Roblox, an online games platform with over 200 million monthly players that is used by two-thirds of kids aged 9 to 12 in the US, was down for three days before returning to normal operations at 4.45 pm PST on October 31.
Beginning on October 28 at 4 pm PST, Roblox was hit by a server disruption that its status page described as an “internal system issue”. Many players blamed it on the popularity of a giveaway called the Chipotle Boorito Maze, in which players could earn daily items by navigating a maze, and get a free burrito by dressing up in a “a Chipotle-inspired costume”. Roblox tried to tamp down this theory, tweeting that “this outage was not related to any specific experiences or partnerships on the platform.”
From 12.50 pm PST on October 31, Roblox began allowing some users to connect, writing that, “Traffic is being allowed incrementally. Some, but not all players will have access.” The outage officially ended at 4.45 pm, when normal service was resumed and parents rejoiced.

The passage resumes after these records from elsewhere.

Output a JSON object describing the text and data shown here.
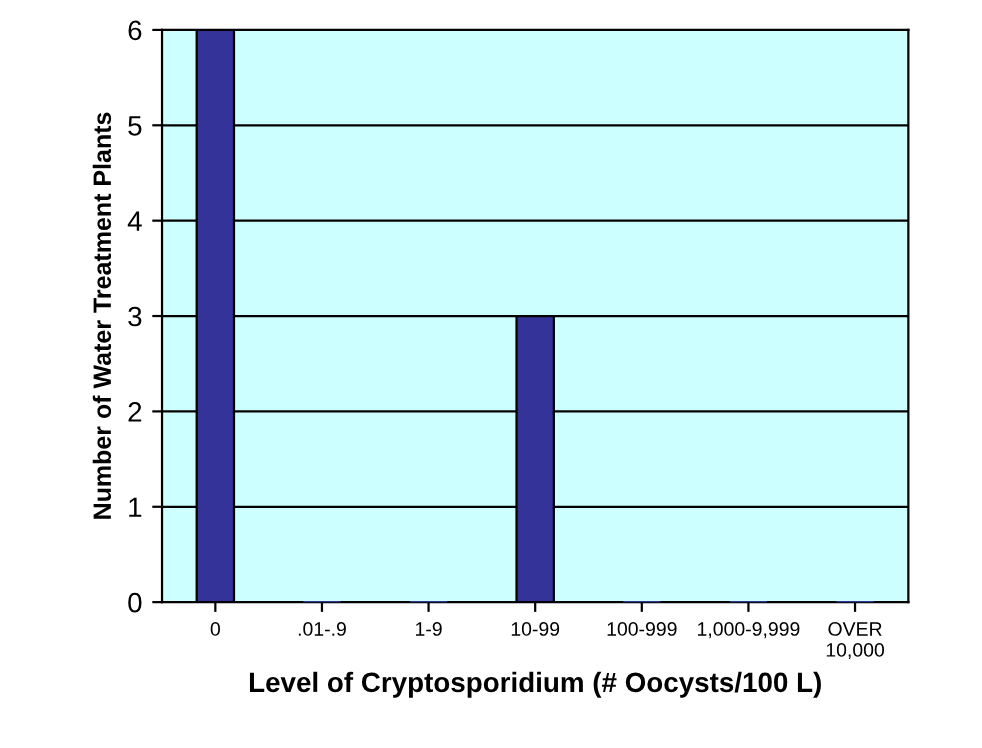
{
  "chart_data": {
    "type": "bar",
    "xlabel": "Level of Cryptosporidium (# Oocysts/100 L)",
    "ylabel": "Number of Water Treatment Plants",
    "categories": [
      "0",
      ".01-.9",
      "1-9",
      "10-99",
      "100-999",
      "1,000-9,999",
      "OVER\n10,000"
    ],
    "values": [
      6,
      0,
      0,
      3,
      0,
      0,
      0
    ],
    "color": "#333399",
    "ylim": [
      0,
      6
    ],
    "yticks": [
      0,
      1,
      2,
      3,
      4,
      5,
      6
    ],
    "grid": "y"
  }
}
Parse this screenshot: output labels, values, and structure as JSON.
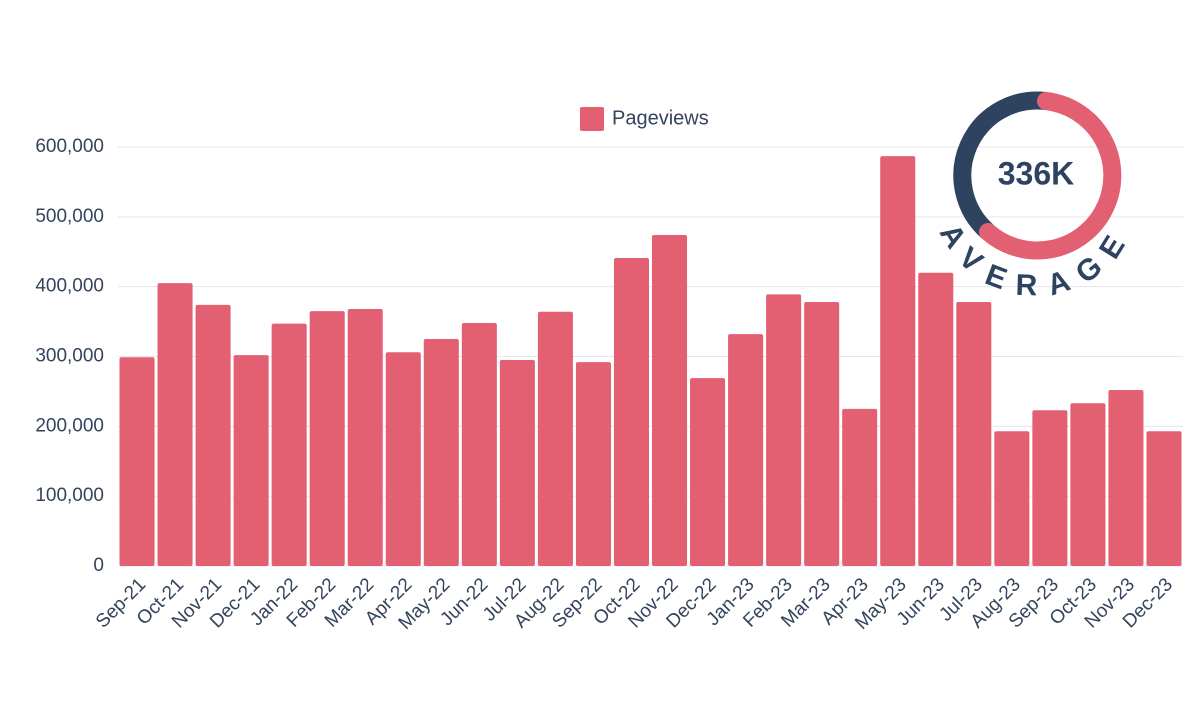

A blog post by David Baszucki, Roblox founder and CEO, explained that the outage was caused by several factors in combination. “A core system in our infrastructure became overwhelmed,” he wrote, “prompted by a subtle bug in our backend service communications while under heavy load. This was not due to any peak in external traffic or any particular experience. Rather the failure was caused by the growth in the number of servers in our datacenters. The result was that most services at Roblox were unable to effectively communicate and deploy.”
More information on the cause will follow. “We will publish a post-mortem with more details once we’ve completed our analysis,” Baszucki continued, :along with the actions we’ll be taking to avoid such issues in the future. In addition, we will implement a policy to make our creator community economically whole as a result of this outage.”